Another problem with Word Automation that we faced was that the users need to have Word installed on their machines. Even if they had MS Word, there were sometimes issues regarding its linking.

As an example, if you open up a new Word file and enter sample text like “This is a test”, then go to File and Save as HTML you will find that the HTML file contains 436 lines of code, and the file size is 21kb. However when the same file is converted using Aspose.Words for Java, the HTML file has only 14 lines of code and the file size is less than 1k. This is over a 95% reduction in size!

You may clearly notice that Aspose.Words for Java dramatically reduces the size of converted HTML and also the HTML is better formatted and structured.

Solution

We evaluated Aspose.Words for Java for several reasons:

  • It is a standalone product that does not require the user to have Microsoft Word installed.
  • It produces very clean HTML when converted from Word files. It also supports advanced features like tables of contents, footnotes, etc.
  • It works really well on servers
  • It can work on Mac OSX, and we are looking into using it with the Mono framework. A Mac version is one of our top user requests so we planned to use Aspose.Words for Java, so that we can create a Mac version.
Word Cleaner main screen preview

Image 1:- The word cleaner main screen

Word to HTML conversion preview

Image 2:- Built-in editors let you view the converted HTML.

Experience

We liked the fact that you could download a fully functional free trial of Aspose.Words for Java and it enabled us to create a demo app to test its capabilities.
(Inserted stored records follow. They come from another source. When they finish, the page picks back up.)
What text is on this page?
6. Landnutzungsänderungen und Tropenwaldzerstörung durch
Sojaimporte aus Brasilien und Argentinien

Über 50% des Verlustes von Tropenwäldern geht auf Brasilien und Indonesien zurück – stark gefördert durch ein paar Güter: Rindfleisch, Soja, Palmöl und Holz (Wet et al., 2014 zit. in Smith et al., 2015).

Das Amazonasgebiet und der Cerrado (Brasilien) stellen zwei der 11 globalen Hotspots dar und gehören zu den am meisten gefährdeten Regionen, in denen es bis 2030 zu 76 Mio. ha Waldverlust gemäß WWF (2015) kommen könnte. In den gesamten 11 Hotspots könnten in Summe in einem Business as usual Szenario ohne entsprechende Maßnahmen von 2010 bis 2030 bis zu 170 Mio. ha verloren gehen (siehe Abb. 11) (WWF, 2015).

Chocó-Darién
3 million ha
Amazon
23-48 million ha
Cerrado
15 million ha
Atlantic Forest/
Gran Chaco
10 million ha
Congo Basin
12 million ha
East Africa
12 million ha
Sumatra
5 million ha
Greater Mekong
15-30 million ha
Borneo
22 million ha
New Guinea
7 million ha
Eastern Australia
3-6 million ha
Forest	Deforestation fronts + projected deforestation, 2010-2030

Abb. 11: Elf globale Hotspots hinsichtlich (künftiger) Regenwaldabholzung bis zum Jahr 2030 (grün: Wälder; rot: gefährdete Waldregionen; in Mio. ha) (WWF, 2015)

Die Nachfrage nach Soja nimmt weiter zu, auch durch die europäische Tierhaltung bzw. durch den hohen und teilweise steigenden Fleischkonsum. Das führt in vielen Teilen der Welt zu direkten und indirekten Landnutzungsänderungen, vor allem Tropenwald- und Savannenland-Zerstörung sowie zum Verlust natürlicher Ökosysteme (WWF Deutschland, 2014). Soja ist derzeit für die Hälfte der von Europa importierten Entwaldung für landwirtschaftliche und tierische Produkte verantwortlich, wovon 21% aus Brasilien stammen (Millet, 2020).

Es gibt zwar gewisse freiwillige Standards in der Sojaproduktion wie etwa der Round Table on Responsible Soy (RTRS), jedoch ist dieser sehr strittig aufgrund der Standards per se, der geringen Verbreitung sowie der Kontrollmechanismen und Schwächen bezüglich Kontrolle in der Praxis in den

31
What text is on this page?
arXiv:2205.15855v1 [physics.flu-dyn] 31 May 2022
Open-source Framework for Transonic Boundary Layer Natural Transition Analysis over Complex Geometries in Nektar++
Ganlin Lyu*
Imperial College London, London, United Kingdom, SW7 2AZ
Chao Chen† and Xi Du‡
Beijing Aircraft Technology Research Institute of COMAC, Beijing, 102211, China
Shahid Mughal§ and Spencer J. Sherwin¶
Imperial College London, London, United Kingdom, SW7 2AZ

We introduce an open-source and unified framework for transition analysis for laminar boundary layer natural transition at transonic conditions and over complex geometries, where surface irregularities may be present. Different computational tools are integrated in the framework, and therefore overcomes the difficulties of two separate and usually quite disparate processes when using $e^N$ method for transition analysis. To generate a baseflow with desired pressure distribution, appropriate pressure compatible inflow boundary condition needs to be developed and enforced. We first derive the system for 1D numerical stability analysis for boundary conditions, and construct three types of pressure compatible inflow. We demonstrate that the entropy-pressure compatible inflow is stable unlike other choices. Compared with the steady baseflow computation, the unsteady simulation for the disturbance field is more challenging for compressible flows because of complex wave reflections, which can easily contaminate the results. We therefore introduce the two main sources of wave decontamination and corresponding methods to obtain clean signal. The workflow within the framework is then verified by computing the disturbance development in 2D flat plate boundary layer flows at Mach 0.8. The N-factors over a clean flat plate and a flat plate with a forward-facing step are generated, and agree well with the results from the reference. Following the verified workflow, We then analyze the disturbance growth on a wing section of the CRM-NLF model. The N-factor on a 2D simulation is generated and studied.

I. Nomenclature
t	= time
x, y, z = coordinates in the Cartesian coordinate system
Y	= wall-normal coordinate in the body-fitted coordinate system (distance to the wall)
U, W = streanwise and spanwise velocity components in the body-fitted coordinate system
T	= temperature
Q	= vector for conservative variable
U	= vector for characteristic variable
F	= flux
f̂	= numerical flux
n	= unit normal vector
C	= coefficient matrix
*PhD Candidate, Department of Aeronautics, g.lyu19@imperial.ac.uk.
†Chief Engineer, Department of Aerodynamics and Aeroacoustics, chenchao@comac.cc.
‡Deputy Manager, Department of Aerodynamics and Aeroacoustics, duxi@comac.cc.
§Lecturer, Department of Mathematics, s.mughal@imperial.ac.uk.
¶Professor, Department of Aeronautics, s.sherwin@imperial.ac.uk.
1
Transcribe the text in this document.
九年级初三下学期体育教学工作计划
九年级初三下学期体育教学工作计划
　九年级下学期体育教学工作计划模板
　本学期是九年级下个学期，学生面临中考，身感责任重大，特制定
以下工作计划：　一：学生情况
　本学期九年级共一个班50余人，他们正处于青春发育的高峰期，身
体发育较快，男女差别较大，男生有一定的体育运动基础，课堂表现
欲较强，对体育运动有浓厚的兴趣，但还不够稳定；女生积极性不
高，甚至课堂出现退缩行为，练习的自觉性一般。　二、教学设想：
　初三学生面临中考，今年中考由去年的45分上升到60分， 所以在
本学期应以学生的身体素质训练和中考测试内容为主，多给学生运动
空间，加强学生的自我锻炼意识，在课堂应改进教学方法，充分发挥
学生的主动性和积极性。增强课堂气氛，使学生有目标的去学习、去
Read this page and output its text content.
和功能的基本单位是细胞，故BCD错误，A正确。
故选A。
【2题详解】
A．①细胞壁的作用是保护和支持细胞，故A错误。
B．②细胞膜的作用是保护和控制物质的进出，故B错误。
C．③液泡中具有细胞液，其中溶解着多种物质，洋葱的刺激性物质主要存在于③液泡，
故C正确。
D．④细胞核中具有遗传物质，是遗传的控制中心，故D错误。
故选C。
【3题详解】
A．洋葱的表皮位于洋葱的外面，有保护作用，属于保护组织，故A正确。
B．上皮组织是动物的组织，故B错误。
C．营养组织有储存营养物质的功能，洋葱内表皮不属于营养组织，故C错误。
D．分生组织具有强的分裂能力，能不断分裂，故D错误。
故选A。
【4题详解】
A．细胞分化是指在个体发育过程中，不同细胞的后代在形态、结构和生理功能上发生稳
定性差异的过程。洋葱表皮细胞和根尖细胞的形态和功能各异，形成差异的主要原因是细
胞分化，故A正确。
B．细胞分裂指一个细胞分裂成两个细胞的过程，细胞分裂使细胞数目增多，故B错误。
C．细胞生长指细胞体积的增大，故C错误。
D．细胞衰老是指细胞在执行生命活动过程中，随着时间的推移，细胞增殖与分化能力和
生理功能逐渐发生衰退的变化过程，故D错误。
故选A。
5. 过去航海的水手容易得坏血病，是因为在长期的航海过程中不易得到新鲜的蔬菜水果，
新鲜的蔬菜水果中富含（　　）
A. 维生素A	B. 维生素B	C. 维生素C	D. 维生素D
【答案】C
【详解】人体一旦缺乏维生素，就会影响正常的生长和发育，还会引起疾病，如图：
We also liked the support forum and found a massive amount of information there. We posted a few requests in the forum and found that we got very prompt and helpful replies from the support staff.

Implementation

Switching to Aspose.Words for Java took about a week to change over the code, and so far we have been very happy with the results and have had no real issues reported.

Outcome

To date, we have been extremely satisfied with the results. We are due to go live with the new version of our software next month and anticipate that while using Aspose.Words for Java, our customers will clearly see the benefits of the new version.

Next Steps

We are interested in looking at other Aspose products like Aspose.Cells. We are very impressed with the flexibility of the Aspose range, particularly the ability to run them on server environments and the ability to run them with the mono framework.

Conclusion

Generally, we are very happy working with Aspose.Words for Java and were impressed by the way the product is continually updated with regular new releases. We found the documentation clear, the support very helpful and we have no hesitation at all in recommending Aspose.Words for Java to other developers.